The F-22 Learning Curve
The chances that the F-22 Raptor will stay in production beyond the 183rd aircraft increased in July, as Defense Secretary Robert Gates approved a multiyear contract for the last 60 aircraft now on order.
The move continues production of the F-22 into the next Presidential Administration, which Air Force leaders hope will be inclined to expand the program.
Gates’ decision was based on a RAND Corp. analysis verifying Air Force and Lockheed Martin claims that a multiyear contract would yield substantial savings on the aircraft. RAND determined that the multiyear deal would save between $274 million and $643 million. That was enough to convince Gates to proceed.
Congress approved the plan—in which several annual lots of production are guaranteed in advance—last year, but on condition that claimed savings be vetted independently. RAND completed its analysis in June.
Congress usually does not like to enter such arrangements because it obligates future appropriations and crimps lawmakers’ ability to tinker with programs.

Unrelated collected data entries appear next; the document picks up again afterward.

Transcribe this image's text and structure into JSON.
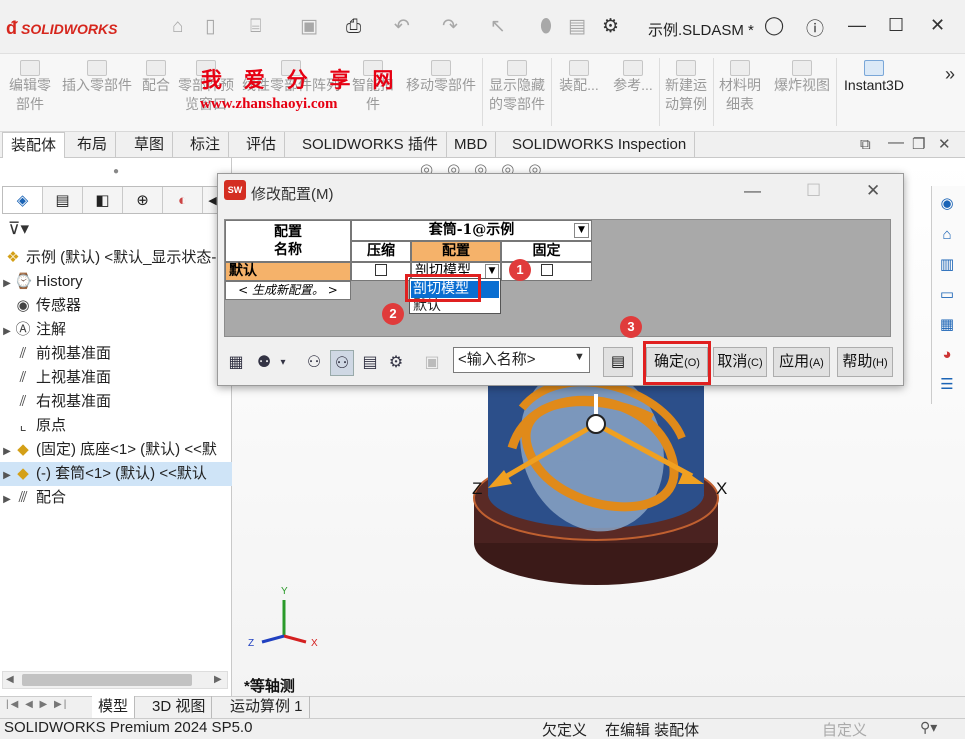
{
  "app": {
    "logo_text": "SOLIDWORKS",
    "document_title": "示例.SLDASM *"
  },
  "watermark": {
    "line1": "我 爱 分 享 网",
    "line2": "www.zhanshaoyi.com"
  },
  "ribbon": {
    "buttons": [
      {
        "l1": "编辑零",
        "l2": "部件"
      },
      {
        "l1": "插入零部件",
        "l2": ""
      },
      {
        "l1": "配合",
        "l2": ""
      },
      {
        "l1": "零部件预",
        "l2": "览窗口"
      },
      {
        "l1": "线性零部件阵列",
        "l2": ""
      },
      {
        "l1": "智能扣",
        "l2": "件"
      },
      {
        "l1": "移动零部件",
        "l2": ""
      },
      {
        "l1": "显示隐藏",
        "l2": "的零部件"
      },
      {
        "l1": "装配...",
        "l2": ""
      },
      {
        "l1": "参考...",
        "l2": ""
      },
      {
        "l1": "新建运",
        "l2": "动算例"
      },
      {
        "l1": "材料明",
        "l2": "细表"
      },
      {
        "l1": "爆炸视图",
        "l2": ""
      },
      {
        "l1": "Instant3D",
        "l2": ""
      }
    ],
    "more": "»"
  },
  "tabs": [
    "装配体",
    "布局",
    "草图",
    "标注",
    "评估",
    "SOLIDWORKS 插件",
    "MBD",
    "SOLIDWORKS Inspection"
  ],
  "tree": [
    {
      "text": "示例 (默认) <默认_显示状态-",
      "icon": "assembly-icon",
      "arrow": ""
    },
    {
      "text": "History",
      "icon": "history-icon",
      "arrow": "▶"
    },
    {
      "text": "传感器",
      "icon": "sensor-icon",
      "arrow": ""
    },
    {
      "text": "注解",
      "icon": "annotation-icon",
      "arrow": "▶"
    },
    {
      "text": "前视基准面",
      "icon": "plane-icon",
      "arrow": ""
    },
    {
      "text": "上视基准面",
      "icon": "plane-icon",
      "arrow": ""
    },
    {
      "text": "右视基准面",
      "icon": "plane-icon",
      "arrow": ""
    },
    {
      "text": "原点",
      "icon": "origin-icon",
      "arrow": ""
    },
    {
      "text": "(固定) 底座<1> (默认) <<默",
      "icon": "part-icon",
      "arrow": "▶"
    },
    {
      "text": "(-) 套筒<1> (默认) <<默认",
      "icon": "part-icon",
      "arrow": "▶"
    },
    {
      "text": "配合",
      "icon": "mates-icon",
      "arrow": "▶"
    }
  ],
  "dialog": {
    "title": "修改配置(M)",
    "header_config_name": "配置\n名称",
    "header_component": "套筒-1@示例",
    "col_suppress": "压缩",
    "col_config": "配置",
    "col_fixed": "固定",
    "row_default": "默认",
    "current_value": "剖切模型",
    "new_config": "< 生成新配置。 >",
    "options": [
      "剖切模型",
      "默认"
    ],
    "name_input_placeholder": "<输入名称>",
    "ok": "确定",
    "ok_key": "(O)",
    "cancel": "取消",
    "cancel_key": "(C)",
    "apply": "应用",
    "apply_key": "(A)",
    "help": "帮助",
    "help_key": "(H)",
    "badges": [
      "1",
      "2",
      "3"
    ]
  },
  "viewport": {
    "axis_x": "X",
    "axis_z": "Z",
    "triad_x": "X",
    "triad_y": "Y",
    "triad_z": "Z",
    "view_label": "*等轴测"
  },
  "bottom_tabs": [
    "模型",
    "3D 视图",
    "运动算例 1"
  ],
  "status": {
    "product": "SOLIDWORKS Premium 2024 SP5.0",
    "definition": "欠定义",
    "mode": "在编辑 装配体",
    "custom": "自定义"
  },
  "colors": {
    "accent": "#d6261d",
    "highlight": "#0a6ed1",
    "annot": "#e02020"
  }
}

The multiyear deal will keep the F-22 line in operation through 2009. The program was repeatedly challenged by then-Secretary of Defense Donald H. Rumsfeld and his aides. They cut the planned buy of Raptors from 339 to 183 aircraft, even though the Air Force’s minimum requirement is 381 fighters.
Rumsfeld never even took a briefing on the program, despite its status for years as the Pentagon’s top procurement priority.
The Air Force is hoping a new Administration will reconsider the service’s long-standing requirement for 381 Raptors. The figure has survived intense Pentagon scrutiny. Pentagon leaders openly admit that capping the program at 183 aircraft was based on finances, not validated requirements.
In the multiyear deal, roughly 70 percent of the savings will result from reduced labor costs, bulk part buying, and the elimination of several years’ worth of supplier uncertainty, RAND’s National Defense Research Institute said in its report.
“Achieving subcontractor and vendor quantity discounts is a key factor in obtaining savings on multiyear procurement programs,” it noted.
RAND based its numbers on three separate scenarios.
First, it extrapolated future savings from learning curve cost reductions on all of the first six lots of production, which yielded the $274 million savings figure.
Second, it projected savings based only on the cost-cutting performance in lots five and six, which yielded the most likely amount of $411 million.
Third, it assumed future savings based on cost decreases achieved in Lot 6 alone, which would be $643 million on the last 60 airplanes, or more than $10 million each. The savings were stated in then-year, or actual, dollars spent.
“As a percentage of the total contract, savings under each of the three assumptions are 3.1 percent, 4.5 percent, and 6.9 percent, respectively,” RAND noted.
Congress also wanted to know if F-22 savings would be in the same ballpark as those of other aircraft programs that were bought in multiyear contracts, and specifically when compared with previous fighter-attack aircraft.
The RAND savings estimates “are high by historical standards for fighter and attack aircraft, but well within the historical range for all aircraft with multiyear contracts since 1982,” the think tank said in its report.
“This can be partially explained by the higher unit cost of the F-22A compared with other fighters,” RAND’s report added.
RAND concluded that the savings claimed by the Air Force and Lockheed Martin on the F-22 multiyear contract “appear to be reasonable.”
Gen. Ronald E. Keys, head of Air Combat Command, has said that the current limit of 183 aircraft means the Air Force will stop buying F-22s just at the moment when the production line starts producing “the cheapest ones,” which benefit both from learning curve savings and amortization of development and facility costs.